Goblets have no subtypes, but have different names depending on the material from which they are made: rock goblets are called mugs, and wooden goblets are called cups.


Instruments include drums, flutes, harps, trumpets, and piccolos.


Toys include mini-forges, toy hammers, toy axes, toy boats, and puzzleboxes.


Totems have no subtypes. They are made from skulls.

Large gems[edit]

Large gems have no subtypes. It is not possible to issue a job order for large gems; instead, cutting any gem or raw glass has a chance to produce a large gem instead of ordinary cut gems. Gems also have a chance to be cut into crafts this way, but raw glass does not.


Most materials can be used to make trade goods. On occasion, a dwarf in a strange mood will make a trade good out of a material not normally suited for it (e. g., a cloth instrument).

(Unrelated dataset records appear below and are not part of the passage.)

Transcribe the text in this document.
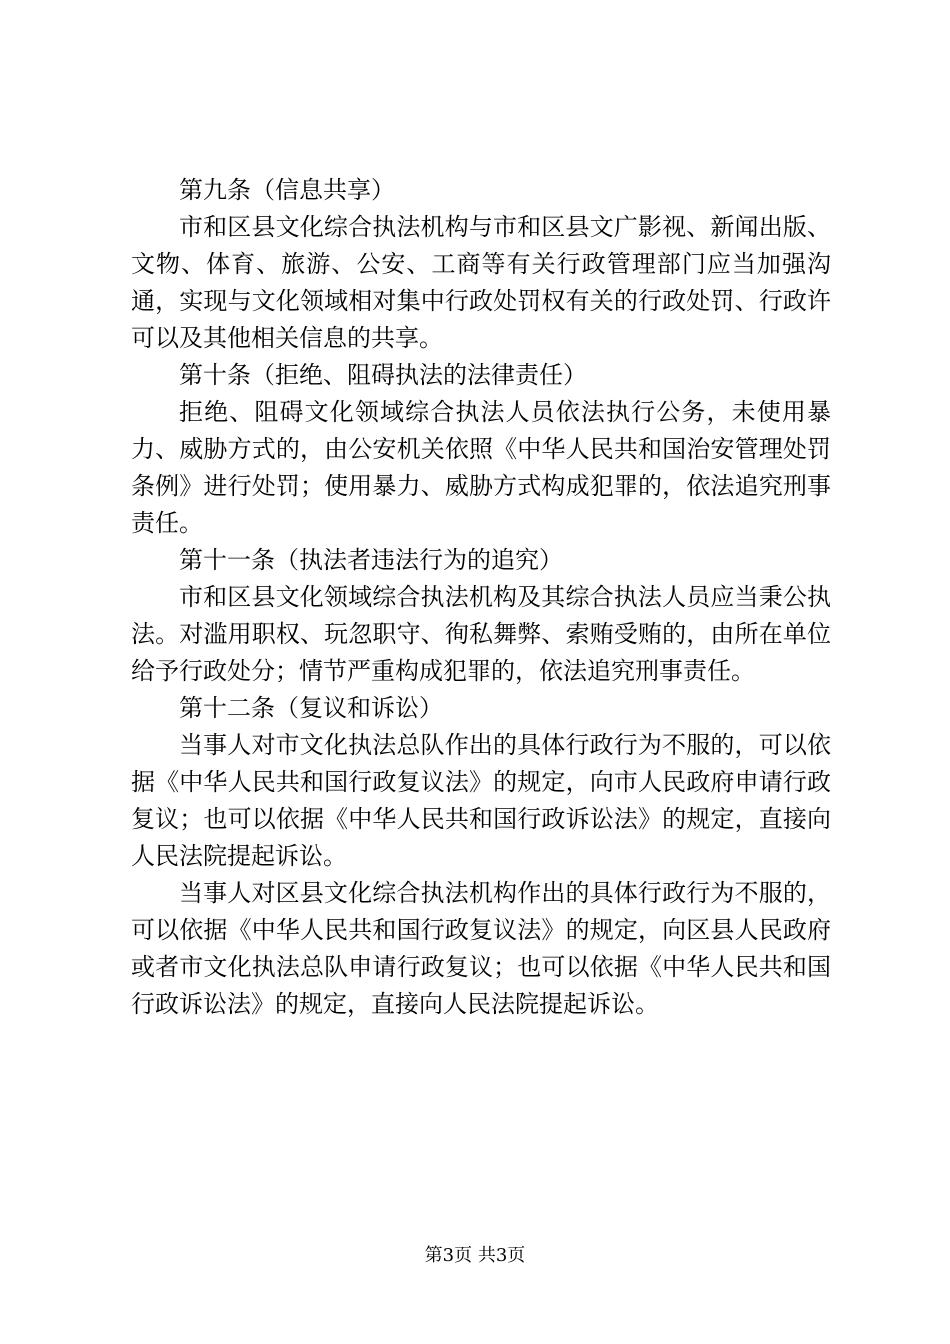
第九条（信息共享）

市和区县文化综合执法机构与市和区县文广影视、新闻出版、文物、体育、旅游、公安、工商等有关行政管理部门应当加强沟通，实现与文化领域相对集中行政处罚权有关的行政处罚、行政许可以及其他相关信息的共享。

第十条（拒绝、阻碍执法的法律责任）

拒绝、阻碍文化领域综合执法人员依法执行公务，未使用暴力、威胁方式的，由公安机关依照《中华人民共和国治安管理处罚条例》进行处罚；使用暴力、威胁方式构成犯罪的，依法追究刑事责任。

第十一条（执法者违法行为的追究）

市和区县文化领域综合执法机构及其综合执法人员应当秉公执法。对滥用职权、玩忽职守、徇私舞弊、索贿受贿的，由所在单位给予行政处分；情节严重构成犯罪的，依法追究刑事责任。

第十二条（复议和诉讼）

当事人对市文化执法总队作出的具体行政行为不服的，可以依据《中华人民共和国行政复议法》的规定，向市人民政府申请行政复议；也可以依据《中华人民共和国行政诉讼法》的规定，直接向人民法院提起诉讼。

当事人对区县文化综合执法机构作出的具体行政行为不服的，可以依据《中华人民共和国行政复议法》的规定，向区县人民政府或者市文化执法总队申请行政复议；也可以依据《中华人民共和国行政诉讼法》的规定，直接向人民法院提起诉讼。

第3页 共3页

Material Labor Workshop Crafts Goblets Instruments Toys Large Gems
Stone Stonecrafting Craftsdwarf's workshop Y Y Y Y N
Wood Woodcrafting Craftsdwarf's workshop Y Y Y Y N
Leather Leatherworking Craftsdwarf's workshop Y N N N N
Cloth Clothesmaking Craftsdwarf's workshop Y N N N N
Bone1 Bone carving Craftsdwarf's workshop Y N N N N
Shell Bone carving Craftsdwarf's workshop Y N N N N
Metal Metalcrafting Metalsmith's forge or Magma forge Y Y Y Y N
Glass Glassmaking Glass furnace or Magma glass furnace2 N Y Y Y Y2
Gems Gem cutting Jeweler's workshop Y2 N N N Y2

1 Skull totems, like bone crafts, are also made by a bone carver at a craftsdwarf's workshop.

2 See Large gems above. Large glass gems are cut at a jeweler's workshop, not a glass furnace.

Stonecrafting is a timeconsuming but easy to set up way to make export goods early, as your stone crafter will have access to tons of stone in a typical fortress. Stone goods are not that valuable and quite heavy, but many of these can be made and they will be accepted by any traders. A legendary stone crafter with a stockpile of high value stone or ore can make some very valuable crafts.

Making crafts from bone or shell is easy to set up if you have any dwarves hunt or fish, but it is easy for production to outstrip supply with legendary bonecrafters. Additionally, bones and shell have potentially more important uses, such as producing bone ammo and crossbows, or shell armor. Skulls, however, have no uses other than totems, so making totems has essentially no drawback.

Cloth and leather crafts tend to be very light, and can be more valuable than stone crafts, but it takes more effort to produce cloth and leather than it does raw stone. Cloth and leather can also be used to make clothing, which is as lightweight as most trade goods and, in some cases, is automatically produced in pairs.

Wooden trade goods have low value, the same value as common, non-economic and non-obsidian stone, and cannot be traded to elves. Unless you have a highly skilled wood crafter and a surplus of wood, making these is not generally useful.

Metal goods can be highly profitable; however, if metals are scarce on your map (or if you lack magma and a large supply of fuel) you may prefer to save metal for weapons, armor, and/or furniture.

Green glass goods are as valuable as those made from flux stone, and clear glass goods are significantly more valuable. However, glass goods are difficult to produce in large quantities unless the map contains either magma or an abundance of wood; as clear glass also requires pearlash, both wood and magma become essential. Crystal glass is better suited for the creation of furniture rather than crafts due to its dependency on rough rock crystals (which only occur in small quantities when present, most often entirely absent from a region), though said goods are equal in value to those made of iron or silver.

Gem crafts and large gems can be very valuable depending on the type of gem, but the most valuable gems are fairly rare and it is impossible to control whether or not a craft is produced.